Detail is the prevailing theme of this book, and Boyczuk delivers on that end. For all the character beats that feel neglected or absent, the universe, the world of Bh’Haret and the mystery surrounding the plague and the possible involvement of Nexus and the mythical two brothers at the heart of it all are exciting and written with a genuine sense of momentum that carry the second half of the book towards a satisfying conclusion.

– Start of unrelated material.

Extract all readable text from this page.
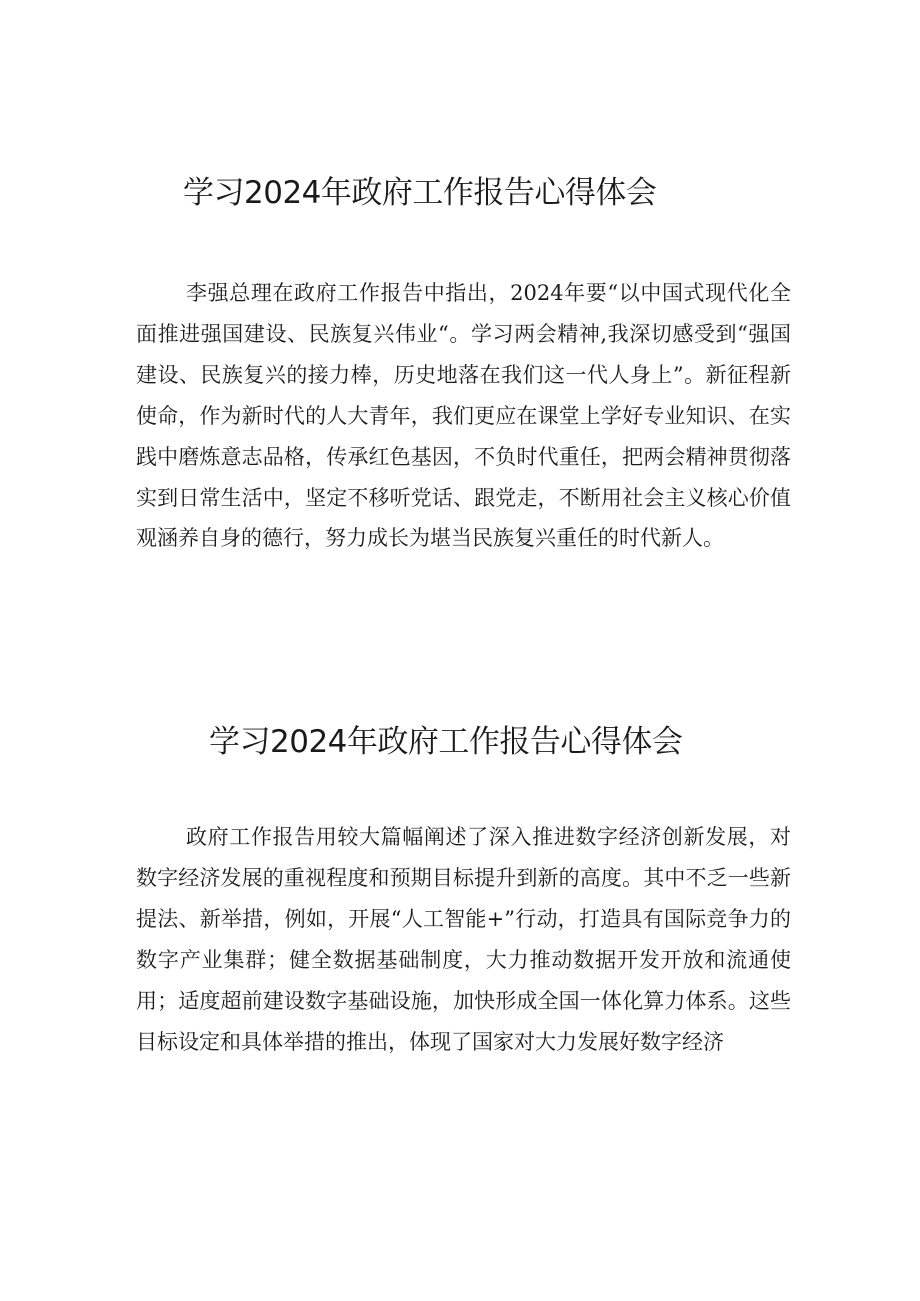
学习2024年政府工作报告心得体会

李强总理在政府工作报告中指出，2024年要“以中国式现代化全面推进强国建设、民族复兴伟业“。学习两会精神,我深切感受到“强国建设、民族复兴的接力棒，历史地落在我们这一代人身上”。新征程新使命，作为新时代的人大青年，我们更应在课堂上学好专业知识、在实践中磨炼意志品格，传承红色基因，不负时代重任，把两会精神贯彻落实到日常生活中，坚定不移听党话、跟党走，不断用社会主义核心价值观涵养自身的德行，努力成长为堪当民族复兴重任的时代新人。

学习2024年政府工作报告心得体会

政府工作报告用较大篇幅阐述了深入推进数字经济创新发展，对数字经济发展的重视程度和预期目标提升到新的高度。其中不乏一些新提法、新举措，例如，开展“人工智能+”行动，打造具有国际竞争力的数字产业集群；健全数据基础制度，大力推动数据开发开放和流通使用；适度超前建设数字基础设施，加快形成全国一体化算力体系。这些目标设定和具体举措的推出，体现了国家对大力发展好数字经济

Though I enjoyed my time with Nexus: Ascension, I can’t decide if it’s a universe I feel I could visit again. While the detail and history/myths were engaging and thought provoking, the lack of a heart—a character or characters I felt I could really attach myself to—hurt the book’s overall impression. Late in the game we’re introduced to a woman named Lien, a “Speaker”. Her story more than any feels as if it has hooks for another entry into this world, but to what end I can’t be certain. I’d be curious to see where Boyczuk takes this universe, but not with as much excitement as I’d hoped I would have.